Wśród pokrzywdzonych działalnością Fundacji "X" start-upów, była firma pana Marka, twórcy oprogramowania usprawniającego obieg dokumentów między firmami.

– Pierwszego, drugiego, trzeciego miesiąca dostałem takie komunikaty: nie rób tego swojego projektu, bo zajmiemy się branżą energetyczną, jesteśmy w tym świetni, mamy olbrzymie kontakty, wspaniałe, innowacyjne pomysły i strumień pieniędzy. Tamten twój projekt odkładamy na półkę – wspomina mężczyzna.

Wyprowadzanie unijnych pieniędzy?
– Według nieoficjalnych informacji "Superwizjera", szefowie Fundacji "X" chcieli handlować energią i potrzebowali pieniędzy na opłacenie gwarancji niezbędnych do rozpoczęcia tej działalności.

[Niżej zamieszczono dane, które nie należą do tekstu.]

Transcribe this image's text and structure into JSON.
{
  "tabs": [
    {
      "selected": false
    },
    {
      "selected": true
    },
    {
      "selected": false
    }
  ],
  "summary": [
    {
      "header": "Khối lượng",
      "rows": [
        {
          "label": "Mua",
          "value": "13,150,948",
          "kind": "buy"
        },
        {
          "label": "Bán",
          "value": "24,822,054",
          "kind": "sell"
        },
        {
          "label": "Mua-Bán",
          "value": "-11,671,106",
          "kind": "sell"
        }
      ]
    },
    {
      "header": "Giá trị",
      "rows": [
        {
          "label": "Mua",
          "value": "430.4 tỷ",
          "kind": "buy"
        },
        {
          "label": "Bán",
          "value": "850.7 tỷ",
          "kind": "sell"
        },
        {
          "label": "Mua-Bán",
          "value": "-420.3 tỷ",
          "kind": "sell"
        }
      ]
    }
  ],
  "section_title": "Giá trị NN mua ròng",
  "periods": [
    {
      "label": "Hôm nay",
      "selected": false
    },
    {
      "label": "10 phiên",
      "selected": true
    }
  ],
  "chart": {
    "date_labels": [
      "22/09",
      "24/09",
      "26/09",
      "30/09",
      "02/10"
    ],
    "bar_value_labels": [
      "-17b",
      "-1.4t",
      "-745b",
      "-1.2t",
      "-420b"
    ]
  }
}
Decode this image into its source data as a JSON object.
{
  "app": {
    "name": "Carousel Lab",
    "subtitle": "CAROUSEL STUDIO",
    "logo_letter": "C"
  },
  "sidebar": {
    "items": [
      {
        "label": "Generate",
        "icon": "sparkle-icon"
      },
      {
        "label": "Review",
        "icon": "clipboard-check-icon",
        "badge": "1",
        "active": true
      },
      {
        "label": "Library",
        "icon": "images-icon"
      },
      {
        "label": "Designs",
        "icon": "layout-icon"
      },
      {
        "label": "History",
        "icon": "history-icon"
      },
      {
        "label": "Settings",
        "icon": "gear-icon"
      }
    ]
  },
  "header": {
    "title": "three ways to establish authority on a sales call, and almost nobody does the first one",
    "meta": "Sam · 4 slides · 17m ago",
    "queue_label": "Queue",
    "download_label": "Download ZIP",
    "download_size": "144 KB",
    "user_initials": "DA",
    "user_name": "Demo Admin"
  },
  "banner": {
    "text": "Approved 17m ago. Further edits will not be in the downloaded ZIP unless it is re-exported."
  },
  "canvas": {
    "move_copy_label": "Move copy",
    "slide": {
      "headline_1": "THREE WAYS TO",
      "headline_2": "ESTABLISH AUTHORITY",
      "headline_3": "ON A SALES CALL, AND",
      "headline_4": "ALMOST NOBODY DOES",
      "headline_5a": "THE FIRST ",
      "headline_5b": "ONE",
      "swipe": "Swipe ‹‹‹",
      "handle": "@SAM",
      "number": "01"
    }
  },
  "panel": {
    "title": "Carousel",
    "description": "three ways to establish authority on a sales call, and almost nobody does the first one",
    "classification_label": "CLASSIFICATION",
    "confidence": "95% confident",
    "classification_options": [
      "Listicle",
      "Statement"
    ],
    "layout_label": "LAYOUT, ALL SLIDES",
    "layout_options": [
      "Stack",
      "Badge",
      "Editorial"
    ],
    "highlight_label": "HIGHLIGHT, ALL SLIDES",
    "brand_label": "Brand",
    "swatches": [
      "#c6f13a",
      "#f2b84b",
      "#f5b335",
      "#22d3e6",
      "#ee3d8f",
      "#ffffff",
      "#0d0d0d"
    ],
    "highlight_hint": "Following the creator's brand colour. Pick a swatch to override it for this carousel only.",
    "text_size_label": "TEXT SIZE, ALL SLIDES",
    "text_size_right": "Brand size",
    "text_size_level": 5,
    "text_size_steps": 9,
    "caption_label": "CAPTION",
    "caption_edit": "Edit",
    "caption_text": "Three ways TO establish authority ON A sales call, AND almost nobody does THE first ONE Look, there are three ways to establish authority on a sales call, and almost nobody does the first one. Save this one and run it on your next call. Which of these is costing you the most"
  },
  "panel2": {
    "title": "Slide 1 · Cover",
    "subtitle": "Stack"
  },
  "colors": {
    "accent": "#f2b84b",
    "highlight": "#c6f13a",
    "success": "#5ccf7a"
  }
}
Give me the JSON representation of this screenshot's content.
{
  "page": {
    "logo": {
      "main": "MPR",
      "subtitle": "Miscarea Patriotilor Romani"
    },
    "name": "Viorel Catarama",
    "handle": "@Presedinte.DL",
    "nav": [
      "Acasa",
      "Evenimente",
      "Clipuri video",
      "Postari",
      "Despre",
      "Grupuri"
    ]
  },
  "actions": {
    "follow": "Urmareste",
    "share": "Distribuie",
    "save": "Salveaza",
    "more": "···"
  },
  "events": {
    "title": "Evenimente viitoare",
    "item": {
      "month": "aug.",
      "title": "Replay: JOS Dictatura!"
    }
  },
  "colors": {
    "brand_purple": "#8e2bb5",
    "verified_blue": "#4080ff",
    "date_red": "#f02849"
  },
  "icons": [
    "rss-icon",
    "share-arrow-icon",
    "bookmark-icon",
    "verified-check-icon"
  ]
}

Stworzyli więc spółkę "E.", której przyznali 730 tysięcy złotych dofinansowania. Jej prezes jest znajomym jednego z szefów Fundacji. Dziennikarzom TVN udało się ustalić, że co najmniej od trzech start-upów spółka "E." pożyczyła kilkaset tysięcy złotych. Pieniędzy nigdy nie oddała. Spółką "E." zarządzają te same osoby, które zasiadają we władzach Fundacji "X – podaje TVN24.

Kolejnym pomysłem na wyciąganie pieniędzy z unijnych dotacji było otwieranie innych innowacyjnych spółek, których innowacja istniała tylko na papierze. W ostateczności środki były przeznaczane na inne cele. „Superwizjer” dotarł nawet do jednej z "innowacyjnych" firm, która okazała się być zarejestrowana w prywatnym mieszkaniu żony jednego z szefów Fundacji „X”.

Na prośbę "Superwizjera" Polska Agencja Rozwoju Przedsiębiorczości, która nadzorowała Fundację "X", sprawdziła jej dokumentację i nie stwierdziła nieprawidłowości. Mimo to stacja jest przekonana, że inkubator wyprowadzał pieniądze z unijnych dotacji, a w ostateczności doprowadzał do porażek start-upów, za które odpowiadał, zasłaniając się rynkowym ryzykiem.